Wintjiya and Tjunkiya’s early works were almost indistinguishable, but gradually the two women developed their own highly distinctive styles. The paintings shown here are classic examples of both women’s mature styles, demonstrating the graphic boldness that distinguishes them from other women painters at Walungurru (Kintore). Wintjiya builds up the surface of the canvas with layer upon layer of overlapping cream dots. Tjunkiya, in contrast, depicts Umari using her characteristic palette of vivid oranges and black, scratching into the paint surface with the metallic ferrule of her brush. This process mimics the way in which white ochre is used in ceremonies to encase body paint on naked breasts and arms.
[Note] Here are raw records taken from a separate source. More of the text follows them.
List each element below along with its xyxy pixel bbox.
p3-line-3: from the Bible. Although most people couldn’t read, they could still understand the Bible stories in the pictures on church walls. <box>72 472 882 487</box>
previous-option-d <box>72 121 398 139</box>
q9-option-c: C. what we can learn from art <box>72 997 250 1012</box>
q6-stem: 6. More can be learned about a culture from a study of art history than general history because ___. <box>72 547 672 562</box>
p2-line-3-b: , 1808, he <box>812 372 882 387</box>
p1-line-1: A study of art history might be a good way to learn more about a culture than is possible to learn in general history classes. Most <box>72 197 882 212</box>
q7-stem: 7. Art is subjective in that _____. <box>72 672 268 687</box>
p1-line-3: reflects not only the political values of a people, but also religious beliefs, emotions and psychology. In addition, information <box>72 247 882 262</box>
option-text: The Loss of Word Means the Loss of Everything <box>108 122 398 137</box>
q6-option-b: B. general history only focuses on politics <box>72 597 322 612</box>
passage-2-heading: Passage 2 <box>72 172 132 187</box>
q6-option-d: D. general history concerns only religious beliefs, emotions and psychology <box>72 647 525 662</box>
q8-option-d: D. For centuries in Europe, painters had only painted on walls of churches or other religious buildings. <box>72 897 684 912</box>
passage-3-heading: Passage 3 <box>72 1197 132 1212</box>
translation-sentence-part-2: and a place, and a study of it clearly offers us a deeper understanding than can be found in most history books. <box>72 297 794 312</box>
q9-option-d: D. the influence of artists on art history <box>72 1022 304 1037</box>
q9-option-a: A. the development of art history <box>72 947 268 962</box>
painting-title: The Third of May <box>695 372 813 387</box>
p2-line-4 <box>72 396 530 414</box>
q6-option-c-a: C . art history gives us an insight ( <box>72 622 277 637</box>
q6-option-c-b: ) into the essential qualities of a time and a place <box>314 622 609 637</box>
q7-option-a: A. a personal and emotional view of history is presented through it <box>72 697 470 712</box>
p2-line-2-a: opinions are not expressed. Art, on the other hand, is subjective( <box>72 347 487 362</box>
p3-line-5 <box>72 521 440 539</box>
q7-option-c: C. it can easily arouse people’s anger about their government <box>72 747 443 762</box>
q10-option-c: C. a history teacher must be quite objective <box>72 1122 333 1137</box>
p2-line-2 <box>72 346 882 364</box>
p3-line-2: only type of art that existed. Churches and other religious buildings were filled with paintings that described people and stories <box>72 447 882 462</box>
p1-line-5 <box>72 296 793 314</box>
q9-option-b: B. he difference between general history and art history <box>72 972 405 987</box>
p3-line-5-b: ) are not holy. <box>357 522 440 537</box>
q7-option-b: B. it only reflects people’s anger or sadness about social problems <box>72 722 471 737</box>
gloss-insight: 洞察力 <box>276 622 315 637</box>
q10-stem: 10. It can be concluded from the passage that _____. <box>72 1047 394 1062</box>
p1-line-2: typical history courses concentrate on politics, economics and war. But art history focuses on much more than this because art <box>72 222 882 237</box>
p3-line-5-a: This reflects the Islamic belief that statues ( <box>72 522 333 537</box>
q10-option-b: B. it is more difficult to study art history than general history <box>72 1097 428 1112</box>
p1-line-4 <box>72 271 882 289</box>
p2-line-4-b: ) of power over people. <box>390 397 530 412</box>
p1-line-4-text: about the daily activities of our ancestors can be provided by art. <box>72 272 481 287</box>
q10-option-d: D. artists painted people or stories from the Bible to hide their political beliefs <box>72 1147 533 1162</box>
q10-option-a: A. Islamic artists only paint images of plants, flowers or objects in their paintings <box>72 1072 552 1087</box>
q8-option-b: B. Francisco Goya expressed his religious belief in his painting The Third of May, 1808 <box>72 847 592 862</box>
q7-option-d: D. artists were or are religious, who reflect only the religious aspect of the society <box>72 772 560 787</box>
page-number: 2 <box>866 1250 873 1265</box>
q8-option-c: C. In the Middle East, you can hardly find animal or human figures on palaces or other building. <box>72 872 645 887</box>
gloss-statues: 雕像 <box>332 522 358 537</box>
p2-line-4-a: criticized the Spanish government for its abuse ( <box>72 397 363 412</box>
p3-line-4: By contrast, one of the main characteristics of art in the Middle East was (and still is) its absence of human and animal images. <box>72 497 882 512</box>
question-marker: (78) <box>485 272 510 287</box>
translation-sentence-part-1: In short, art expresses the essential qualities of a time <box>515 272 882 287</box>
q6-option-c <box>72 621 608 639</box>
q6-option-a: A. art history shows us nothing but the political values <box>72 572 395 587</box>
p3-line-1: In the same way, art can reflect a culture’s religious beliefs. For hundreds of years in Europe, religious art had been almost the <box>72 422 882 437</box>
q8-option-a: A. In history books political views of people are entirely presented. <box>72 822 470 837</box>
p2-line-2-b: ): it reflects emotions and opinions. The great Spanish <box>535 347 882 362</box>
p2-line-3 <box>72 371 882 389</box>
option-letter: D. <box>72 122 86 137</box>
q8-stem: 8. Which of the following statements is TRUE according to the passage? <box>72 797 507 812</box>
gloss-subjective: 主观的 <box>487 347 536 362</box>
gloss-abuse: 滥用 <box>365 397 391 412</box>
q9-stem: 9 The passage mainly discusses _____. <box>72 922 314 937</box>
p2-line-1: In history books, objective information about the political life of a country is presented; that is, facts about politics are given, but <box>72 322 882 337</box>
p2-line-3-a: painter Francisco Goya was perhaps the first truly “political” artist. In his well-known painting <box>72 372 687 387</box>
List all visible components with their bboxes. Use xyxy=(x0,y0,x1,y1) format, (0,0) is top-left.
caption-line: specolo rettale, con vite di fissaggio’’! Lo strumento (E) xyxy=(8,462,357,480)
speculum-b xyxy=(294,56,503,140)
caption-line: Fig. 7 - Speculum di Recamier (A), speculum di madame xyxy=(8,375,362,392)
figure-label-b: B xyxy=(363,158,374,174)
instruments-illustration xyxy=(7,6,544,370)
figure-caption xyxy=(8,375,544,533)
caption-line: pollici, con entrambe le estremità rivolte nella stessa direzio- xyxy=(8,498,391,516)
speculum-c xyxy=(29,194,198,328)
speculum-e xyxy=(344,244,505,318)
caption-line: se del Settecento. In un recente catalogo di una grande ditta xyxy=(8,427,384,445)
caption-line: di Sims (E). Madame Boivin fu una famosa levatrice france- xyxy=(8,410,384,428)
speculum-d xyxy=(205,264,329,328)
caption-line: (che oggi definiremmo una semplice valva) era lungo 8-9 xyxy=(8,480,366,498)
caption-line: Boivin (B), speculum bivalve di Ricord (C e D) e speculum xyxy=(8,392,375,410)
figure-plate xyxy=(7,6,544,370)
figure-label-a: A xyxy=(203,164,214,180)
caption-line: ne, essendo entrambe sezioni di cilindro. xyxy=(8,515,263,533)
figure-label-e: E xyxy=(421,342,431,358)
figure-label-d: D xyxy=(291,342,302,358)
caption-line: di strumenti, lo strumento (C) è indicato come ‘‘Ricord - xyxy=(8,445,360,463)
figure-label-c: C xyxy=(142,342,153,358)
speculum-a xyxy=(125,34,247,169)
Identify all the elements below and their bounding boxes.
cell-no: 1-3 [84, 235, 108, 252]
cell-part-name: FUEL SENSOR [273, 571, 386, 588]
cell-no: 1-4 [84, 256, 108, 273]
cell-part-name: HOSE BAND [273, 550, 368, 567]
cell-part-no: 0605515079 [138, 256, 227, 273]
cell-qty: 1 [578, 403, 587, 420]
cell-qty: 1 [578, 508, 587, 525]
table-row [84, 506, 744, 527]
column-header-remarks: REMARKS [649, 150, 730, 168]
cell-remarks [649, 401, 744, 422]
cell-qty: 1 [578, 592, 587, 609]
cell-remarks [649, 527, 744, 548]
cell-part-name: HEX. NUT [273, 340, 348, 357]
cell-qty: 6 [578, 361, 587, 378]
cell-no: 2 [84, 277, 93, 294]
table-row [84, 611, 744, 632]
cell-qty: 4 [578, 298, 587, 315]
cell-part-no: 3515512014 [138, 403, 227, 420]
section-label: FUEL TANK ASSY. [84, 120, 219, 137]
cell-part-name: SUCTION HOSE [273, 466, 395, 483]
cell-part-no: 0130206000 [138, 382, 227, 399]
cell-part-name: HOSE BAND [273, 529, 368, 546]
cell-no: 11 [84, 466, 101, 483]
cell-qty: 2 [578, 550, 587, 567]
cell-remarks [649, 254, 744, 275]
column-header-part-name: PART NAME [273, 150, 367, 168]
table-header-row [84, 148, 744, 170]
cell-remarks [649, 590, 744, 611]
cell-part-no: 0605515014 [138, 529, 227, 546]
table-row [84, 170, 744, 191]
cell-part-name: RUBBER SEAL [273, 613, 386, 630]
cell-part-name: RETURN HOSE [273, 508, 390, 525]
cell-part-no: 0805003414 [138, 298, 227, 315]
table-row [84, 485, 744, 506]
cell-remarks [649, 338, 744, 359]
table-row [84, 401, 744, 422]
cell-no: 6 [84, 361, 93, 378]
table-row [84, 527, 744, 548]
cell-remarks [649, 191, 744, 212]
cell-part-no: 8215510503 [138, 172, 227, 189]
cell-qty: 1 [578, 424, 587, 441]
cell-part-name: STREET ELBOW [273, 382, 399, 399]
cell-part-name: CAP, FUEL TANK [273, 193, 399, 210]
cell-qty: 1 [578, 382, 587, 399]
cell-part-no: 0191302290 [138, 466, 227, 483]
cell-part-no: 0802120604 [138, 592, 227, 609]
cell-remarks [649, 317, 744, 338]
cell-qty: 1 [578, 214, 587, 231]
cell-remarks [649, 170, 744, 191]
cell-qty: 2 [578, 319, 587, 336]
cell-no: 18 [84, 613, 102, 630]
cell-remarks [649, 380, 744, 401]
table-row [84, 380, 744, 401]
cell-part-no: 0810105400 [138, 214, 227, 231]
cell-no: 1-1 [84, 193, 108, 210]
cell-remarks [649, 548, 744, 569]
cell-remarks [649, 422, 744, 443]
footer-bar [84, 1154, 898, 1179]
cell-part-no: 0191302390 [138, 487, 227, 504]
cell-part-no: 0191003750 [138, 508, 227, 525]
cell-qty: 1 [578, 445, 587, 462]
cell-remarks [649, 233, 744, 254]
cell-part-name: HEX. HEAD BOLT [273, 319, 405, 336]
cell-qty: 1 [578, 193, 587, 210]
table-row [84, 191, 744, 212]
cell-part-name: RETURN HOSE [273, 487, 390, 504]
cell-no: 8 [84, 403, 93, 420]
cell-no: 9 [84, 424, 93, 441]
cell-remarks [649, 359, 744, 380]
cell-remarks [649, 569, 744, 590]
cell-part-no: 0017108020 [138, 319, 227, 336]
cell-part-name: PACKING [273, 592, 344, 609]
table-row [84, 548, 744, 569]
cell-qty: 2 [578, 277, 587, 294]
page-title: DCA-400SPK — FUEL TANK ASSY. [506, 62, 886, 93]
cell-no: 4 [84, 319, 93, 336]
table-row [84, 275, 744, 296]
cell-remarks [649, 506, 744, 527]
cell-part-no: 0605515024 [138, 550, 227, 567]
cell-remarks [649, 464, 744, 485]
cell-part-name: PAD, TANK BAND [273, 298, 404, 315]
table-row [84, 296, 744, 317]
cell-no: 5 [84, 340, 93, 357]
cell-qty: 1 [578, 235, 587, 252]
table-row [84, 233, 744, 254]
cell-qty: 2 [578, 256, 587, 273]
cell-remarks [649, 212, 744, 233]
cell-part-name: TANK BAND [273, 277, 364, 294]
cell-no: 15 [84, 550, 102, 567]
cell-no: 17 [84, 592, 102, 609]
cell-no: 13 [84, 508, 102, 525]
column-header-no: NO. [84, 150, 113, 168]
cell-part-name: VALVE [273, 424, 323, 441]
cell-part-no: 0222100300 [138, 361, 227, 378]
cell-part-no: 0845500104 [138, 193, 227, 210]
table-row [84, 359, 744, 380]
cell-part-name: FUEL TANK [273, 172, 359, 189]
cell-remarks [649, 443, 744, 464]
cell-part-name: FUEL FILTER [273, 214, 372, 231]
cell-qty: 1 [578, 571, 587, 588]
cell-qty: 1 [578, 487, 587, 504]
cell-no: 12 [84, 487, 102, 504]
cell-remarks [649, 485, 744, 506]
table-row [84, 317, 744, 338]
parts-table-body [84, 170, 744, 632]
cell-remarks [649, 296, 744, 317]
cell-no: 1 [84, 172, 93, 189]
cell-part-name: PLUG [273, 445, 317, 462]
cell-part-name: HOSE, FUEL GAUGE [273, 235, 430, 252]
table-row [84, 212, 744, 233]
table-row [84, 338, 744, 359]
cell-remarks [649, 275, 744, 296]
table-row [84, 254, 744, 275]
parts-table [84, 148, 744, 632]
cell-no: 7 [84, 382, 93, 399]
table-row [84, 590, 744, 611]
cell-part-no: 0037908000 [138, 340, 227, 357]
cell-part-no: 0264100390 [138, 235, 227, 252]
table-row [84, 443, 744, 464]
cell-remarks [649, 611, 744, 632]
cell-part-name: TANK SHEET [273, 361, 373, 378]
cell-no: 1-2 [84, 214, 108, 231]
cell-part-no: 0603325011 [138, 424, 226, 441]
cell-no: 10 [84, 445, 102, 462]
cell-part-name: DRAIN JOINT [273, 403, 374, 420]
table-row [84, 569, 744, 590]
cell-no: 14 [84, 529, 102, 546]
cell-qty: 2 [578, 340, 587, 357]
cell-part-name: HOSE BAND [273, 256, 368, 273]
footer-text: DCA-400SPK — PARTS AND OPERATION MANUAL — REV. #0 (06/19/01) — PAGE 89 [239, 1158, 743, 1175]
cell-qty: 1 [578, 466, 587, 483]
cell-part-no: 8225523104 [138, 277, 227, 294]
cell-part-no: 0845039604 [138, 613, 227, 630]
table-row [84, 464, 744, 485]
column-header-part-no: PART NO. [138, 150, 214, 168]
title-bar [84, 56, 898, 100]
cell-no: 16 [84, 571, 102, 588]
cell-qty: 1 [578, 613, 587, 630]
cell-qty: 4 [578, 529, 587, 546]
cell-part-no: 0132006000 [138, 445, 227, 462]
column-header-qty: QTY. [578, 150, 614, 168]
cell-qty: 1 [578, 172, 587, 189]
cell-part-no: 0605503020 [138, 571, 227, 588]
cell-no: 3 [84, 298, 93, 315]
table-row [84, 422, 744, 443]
From the 2019 exhibition A World of Relations, guest curated by Henry Skerritt, Mellon Curator of Indigenous Arts of Australia at the Kluge-Ruhe Aboriginal Art Collection of the University of Virginia

Course History

ANTH 15, Political Anthropology, Elena Turevon, Fall 2019

Exhibition History

A World of Relations, Evelyn A. Jaffe Hall Gallery, Hood Museum of Art, Dartmouth College, Hanover, New Hampshire, April 17-December 8, 2019.

Provenance

Papunya Tula Artists Pty. Ltd., Alice Springs, Northern Territory, Australia (Certificate of Authenticity); sold to Will Owen (1952-2015) and Harvey Wagner (1931-2017), Chapel Hill, North Carolina, January 17, 2003; given to present collection, 2011.